Motasem Nawaf, Pierre Drap
Mobile systems nowadays undergo a growing need for self-localization to accurately determine their absolute/relative position over time. Despite the existence of very efficient technologies that can be used on-ground (indoor/outdoor) and in-air such as Global Positioning System (GPS) and radio beacons, etc. However, in the underwater context most of these signals are jammed so that the corresponding techniques cannot be used. On the other side, solutions based on active acoustics such as imaging sonars and Doppler Velocity Logs (DVL) devices remain expensive and require high technical skills for deployment and operation. Moreover, their size specifications prevent their integration within small mobile systems or even being hand held. The research for an alternative is ongoing, notably, the recent advances in embedded systems outcome relatively cheap, small but powerful devices. This opens interesting perspectives to develop a light visual odometry approach that provides relative path in real-time, this describes the carried our research. The developed solutions are integrated within underwater archaeological survey where it plays an important role to facilitate image acquisition
In common approaches of visual odometry, a significant part of the overall processing time is spent on feature points detection, description and matching. Whereas another significant part is occupied by the optimization phase, namely the bundle adjustment (BA). A trade-off arises in this later case, a local BA suffers from rotation and translation drifts that grows with time. Whereas solutions based on using global BA require more computational resources which are very limited in our context. Similarly, the simultaneous localization and mapping (SLAM) approaches which are known to perform good loop closure, are computationally inconstant due to the increasing amount of handled data with time.
Our research activities focus on providing solutions to the mentioned problems and hence to reduce the processing time towards a real-time performance while maintaining good ego-motion estimation accuracy. Mainly we propose solutions to speed up the stereo matching using low level feature detection and matching procedure, we benefit from the fixed lighting configuration to compute fast rough depth estimation that is used to guide the stereo matching, which speed up significantly the visual odometry process. Besides, we propose a semi-global BA approach where the estimated poses are represented in a stochastic manner, alongside with a method to estimate the uncertainty associated to each recovered pose estimation.

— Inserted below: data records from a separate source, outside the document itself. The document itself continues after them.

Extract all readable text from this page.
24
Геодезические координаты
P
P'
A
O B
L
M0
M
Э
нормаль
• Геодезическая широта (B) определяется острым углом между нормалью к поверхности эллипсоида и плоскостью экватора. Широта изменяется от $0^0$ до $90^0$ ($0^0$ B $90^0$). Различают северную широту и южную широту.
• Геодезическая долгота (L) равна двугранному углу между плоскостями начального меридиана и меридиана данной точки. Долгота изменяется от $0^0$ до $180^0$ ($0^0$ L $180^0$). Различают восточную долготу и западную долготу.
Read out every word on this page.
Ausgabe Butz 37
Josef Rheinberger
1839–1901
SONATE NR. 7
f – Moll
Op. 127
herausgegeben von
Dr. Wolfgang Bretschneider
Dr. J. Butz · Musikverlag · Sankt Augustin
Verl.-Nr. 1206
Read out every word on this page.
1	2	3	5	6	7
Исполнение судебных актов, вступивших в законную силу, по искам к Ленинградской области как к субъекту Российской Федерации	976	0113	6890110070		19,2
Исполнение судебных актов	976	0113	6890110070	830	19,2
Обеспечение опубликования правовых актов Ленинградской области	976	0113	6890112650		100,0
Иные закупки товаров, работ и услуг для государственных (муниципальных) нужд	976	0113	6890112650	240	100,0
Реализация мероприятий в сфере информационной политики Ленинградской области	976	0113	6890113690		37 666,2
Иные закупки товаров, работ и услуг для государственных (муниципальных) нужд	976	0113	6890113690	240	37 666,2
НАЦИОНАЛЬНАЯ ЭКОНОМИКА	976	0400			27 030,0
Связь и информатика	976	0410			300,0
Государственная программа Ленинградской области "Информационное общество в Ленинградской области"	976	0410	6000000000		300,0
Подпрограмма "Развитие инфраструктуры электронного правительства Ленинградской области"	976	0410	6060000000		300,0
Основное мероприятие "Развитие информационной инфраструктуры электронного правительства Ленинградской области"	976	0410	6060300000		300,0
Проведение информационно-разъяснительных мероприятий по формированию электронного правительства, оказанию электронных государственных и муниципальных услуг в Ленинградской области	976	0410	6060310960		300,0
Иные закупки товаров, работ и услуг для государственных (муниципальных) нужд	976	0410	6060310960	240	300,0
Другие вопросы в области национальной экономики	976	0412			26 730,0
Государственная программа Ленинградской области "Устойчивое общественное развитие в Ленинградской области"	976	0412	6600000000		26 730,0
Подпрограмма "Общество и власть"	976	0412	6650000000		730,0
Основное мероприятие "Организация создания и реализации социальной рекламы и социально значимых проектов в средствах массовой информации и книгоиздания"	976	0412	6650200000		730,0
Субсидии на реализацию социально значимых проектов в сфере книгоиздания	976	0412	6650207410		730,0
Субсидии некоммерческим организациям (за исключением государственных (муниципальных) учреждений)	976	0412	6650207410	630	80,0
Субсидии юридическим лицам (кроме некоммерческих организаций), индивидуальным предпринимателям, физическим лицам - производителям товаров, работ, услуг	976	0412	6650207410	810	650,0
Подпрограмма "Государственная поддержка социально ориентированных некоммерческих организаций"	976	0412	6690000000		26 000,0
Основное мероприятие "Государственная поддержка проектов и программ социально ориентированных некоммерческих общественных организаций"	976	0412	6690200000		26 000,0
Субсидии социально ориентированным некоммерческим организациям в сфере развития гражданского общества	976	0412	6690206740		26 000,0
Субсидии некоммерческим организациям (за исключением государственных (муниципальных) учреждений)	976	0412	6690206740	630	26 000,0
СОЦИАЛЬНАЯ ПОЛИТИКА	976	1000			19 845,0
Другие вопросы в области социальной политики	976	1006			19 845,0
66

Here is a list of related published papers:
• Nawaf, M. M., Boï, J.-M., Merad, D., Royer, J.-P., and Drap, P.: Low Cost Embedded Stereo System For Underwater Surveys, International Archives of the Photogrammetry, Remote Sensing and Spatial Information Sciences, XLII-2/W8, 179-186, https://doi.org/10.5194/isprs-archives-XLII-2-W8-179-2017, 2017.
• Nawaf, M. M.; Drap, P.; Royer, J. P.; Merad, D. and Saccone, M. "Towards Guided Underwater Survey Using Light Visual Odometry". ISPRS - International Archives of the Photogrammetry, Remote Sensing and Spatial Information Sciences, XLII-2/W3, 527-533, 2017.
• Mohamad Motasem Nawaf, Bilal Hijazi, Djamal Merad, Pierre Drap, "Guided Underwater Survey Using Semi-Global Visual Odometry". International Conference on Computer Applications and Information Technology in the Maritime Industries (COMPIT), 2016.
• Drap Pierre, Merad Djamal, Hijazi Bilal, Gaoua Lamia, Nawaf Mohamad Motasem, Saccone Mauro, Chemisky Bertrand, Seinturier Julien, Sourisseau Jean-Christophe, Gambin Timmy, Castro Filipe. " Underwater Photogrammetry and Object Modeling : A Case Study of Xlendi Wreck in Malta." Sensors 15, no. 12 : 30351-30384, 2015.